The vegan movement has been around for decades. Some even argue that select Indigenous people invented the lifestyle. In recent decades, vegan foods have brought some good and some bad to the market via vegan substitute products. Processed foods always come with loads of unnecessary fats, salts and sugars. Even those labeled as vegan can be an unhealthy choice, so try to stay away from the freezer department unless you’re shopping for vegetables. 

In the dairy department, vegan substitutes can add a lot of variety to your diet. Vegan cheese, butter and milk round out your fruits, veggies, nuts and whole grains. Again though, watch for high levels of sugar, salt and anything artificial. When it comes to milk, there are increasing options in the form of nut milks. You’ll want to experiment with almond, coconut, oat, rice and soy milk.

A pile of vegetables.

Vegan eating tips

The number one tip to adopt a vegan lifestyle is to take it slow. Most people have been cooking and eating the same way since birth, so don’t try to reverse that in a single day. Instead, slowly incorporate changes each week or month. Swap out cow’s milk for a plant-based variety. Replace meat with beans in your soup, skip the meat in your burrito and stuff it with seasoned rice and vegetables instead. Go meatless one night each week. Aim to eat 80% plant-based. Whatever the change is, play with it until it becomes a habit. Then move on to the next goal.

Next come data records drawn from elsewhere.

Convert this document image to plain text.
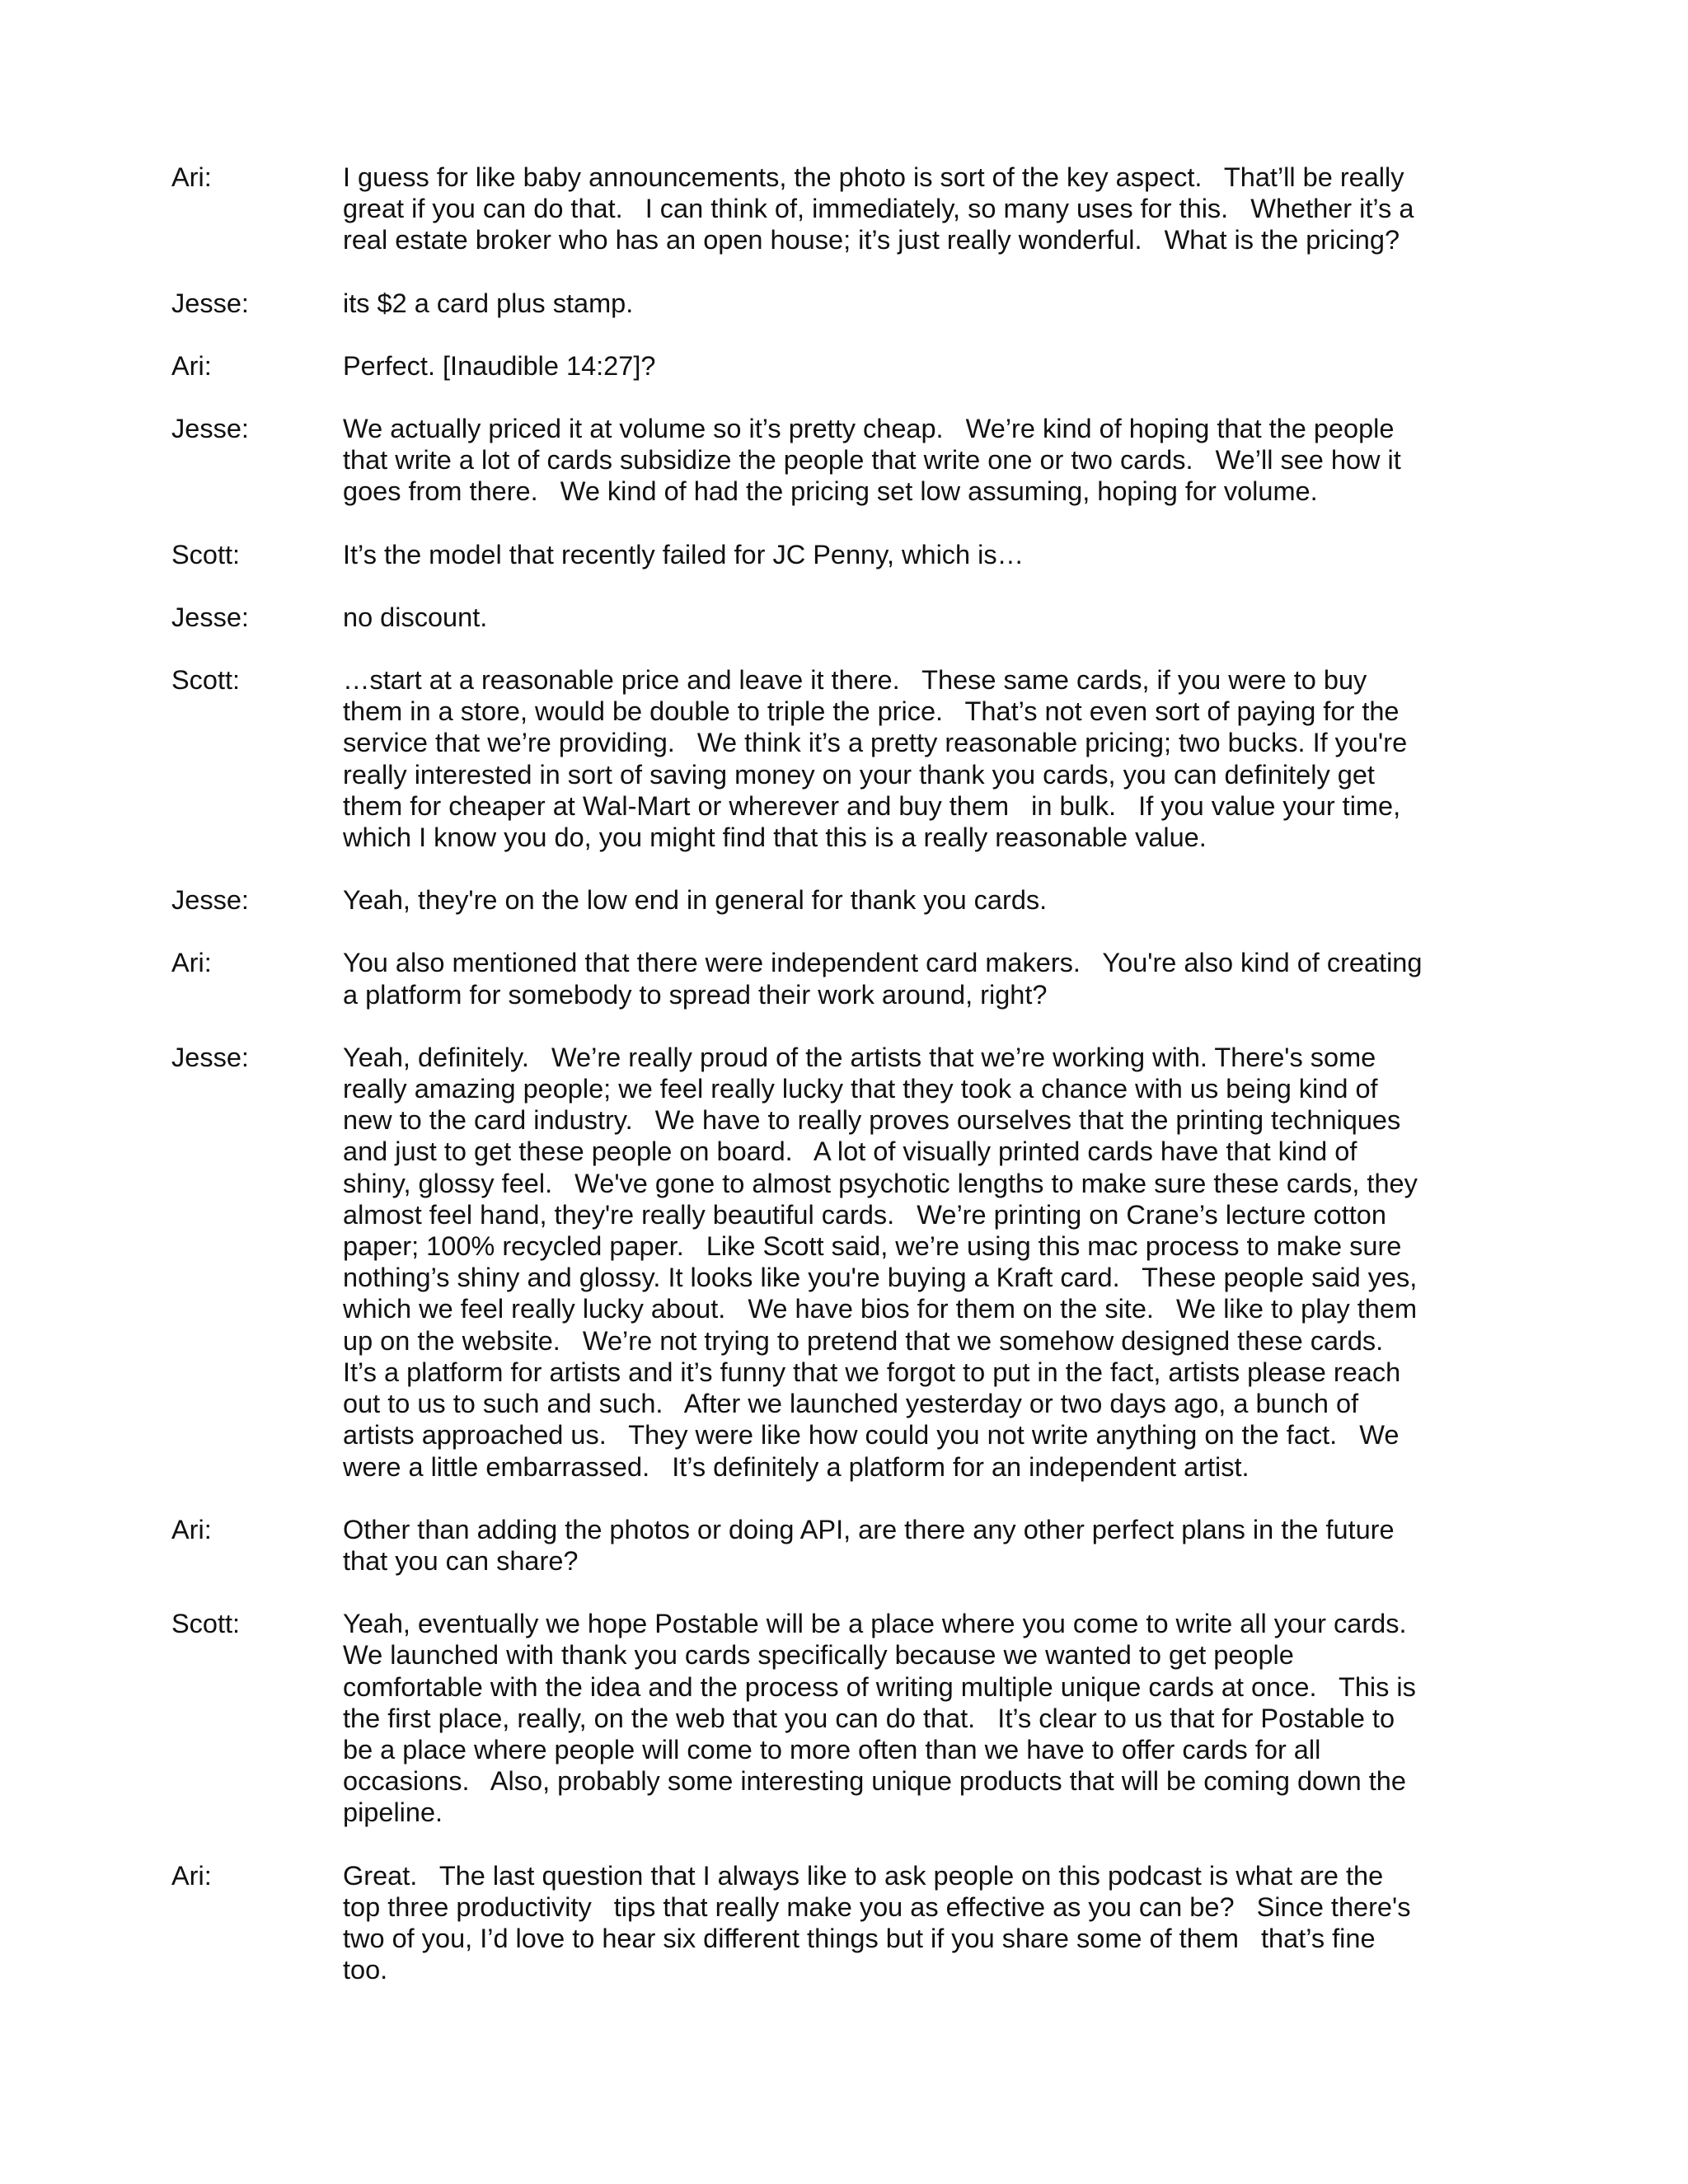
Ari:	I guess for like baby announcements, the photo is sort of the key aspect.   That’ll be really great if you can do that.   I can think of, immediately, so many uses for this.   Whether it’s a real estate broker who has an open house; it’s just really wonderful.   What is the pricing?
Jesse:	its $2 a card plus stamp.
Ari:	Perfect. [Inaudible 14:27]?
Jesse:	We actually priced it at volume so it’s pretty cheap.   We’re kind of hoping that the people that write a lot of cards subsidize the people that write one or two cards.   We’ll see how it goes from there.   We kind of had the pricing set low assuming, hoping for volume.
Scott:	It’s the model that recently failed for JC Penny, which is…
Jesse:	no discount.
Scott:	…start at a reasonable price and leave it there.   These same cards, if you were to buy them in a store, would be double to triple the price.   That’s not even sort of paying for the service that we’re providing.   We think it’s a pretty reasonable pricing; two bucks. If you're really interested in sort of saving money on your thank you cards, you can definitely get them for cheaper at Wal-Mart or wherever and buy them   in bulk.   If you value your time, which I know you do, you might find that this is a really reasonable value.
Jesse:	Yeah, they're on the low end in general for thank you cards.
Ari:	You also mentioned that there were independent card makers.   You're also kind of creating a platform for somebody to spread their work around, right?
Jesse:	Yeah, definitely.   We’re really proud of the artists that we’re working with. There's some really amazing people; we feel really lucky that they took a chance with us being kind of new to the card industry.   We have to really proves ourselves that the printing techniques and just to get these people on board.   A lot of visually printed cards have that kind of shiny, glossy feel.   We've gone to almost psychotic lengths to make sure these cards, they almost feel hand, they're really beautiful cards.   We’re printing on Crane’s lecture cotton paper; 100% recycled paper.   Like Scott said, we’re using this mac process to make sure nothing’s shiny and glossy. It looks like you're buying a Kraft card.   These people said yes, which we feel really lucky about.   We have bios for them on the site.   We like to play them up on the website.   We’re not trying to pretend that we somehow designed these cards. It’s a platform for artists and it’s funny that we forgot to put in the fact, artists please reach out to us to such and such.   After we launched yesterday or two days ago, a bunch of artists approached us.   They were like how could you not write anything on the fact.   We were a little embarrassed.   It’s definitely a platform for an independent artist.
Ari:	Other than adding the photos or doing API, are there any other perfect plans in the future that you can share?
Scott:	Yeah, eventually we hope Postable will be a place where you come to write all your cards. We launched with thank you cards specifically because we wanted to get people comfortable with the idea and the process of writing multiple unique cards at once.   This is the first place, really, on the web that you can do that.   It’s clear to us that for Postable to be a place where people will come to more often than we have to offer cards for all occasions.   Also, probably some interesting unique products that will be coming down the pipeline.
Ari:	Great.   The last question that I always like to ask people on this podcast is what are the top three productivity   tips that really make you as effective as you can be?   Since there's two of you, I’d love to hear six different things but if you share some of them   that’s fine too.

Tummy issues are also common at the beginning of a vegan diet. That’s because it’s high in fiber, and your system likely isn’t used to it. It’s another good reason to make the transition slowly to allow time for your system to adjust. During the process, pay attention to how you feel. Do you feel better after a fruit smoothie for breakfast rather than eggs and bacon? Did your nighttime heartburn go away? Do you find yourself avoiding the afternoon slump? How are you sleeping? Connecting good feelings like better focus and higher energy with the foods you eat is an intrinsic reward that will keep you on track. Try working up to a plant-based diet for breakfast and lunch, so you have a stretch of consecutive hours without animal products that allow you to evaluate how you feel.

A rack of clothes.

Vegan life beyond food

Going vegan is a lifestyle that stretches well beyond what you eat. It’s a movement that factors into every purchase you make. Evaluate clothing to avoid wool, silk, leather, fur and suede. Also, read your makeup, shampoo, face wash and cleaning product labels. An increasing number of brands are labeling their products so you can easily find this information. However, your decision to go vegan doesn’t mean you have to throw out everything you own. Instead, use up the products you have while you transition to new brands. Also, get good use out of your clothing, so it doesn’t meet a premature date with the landfill.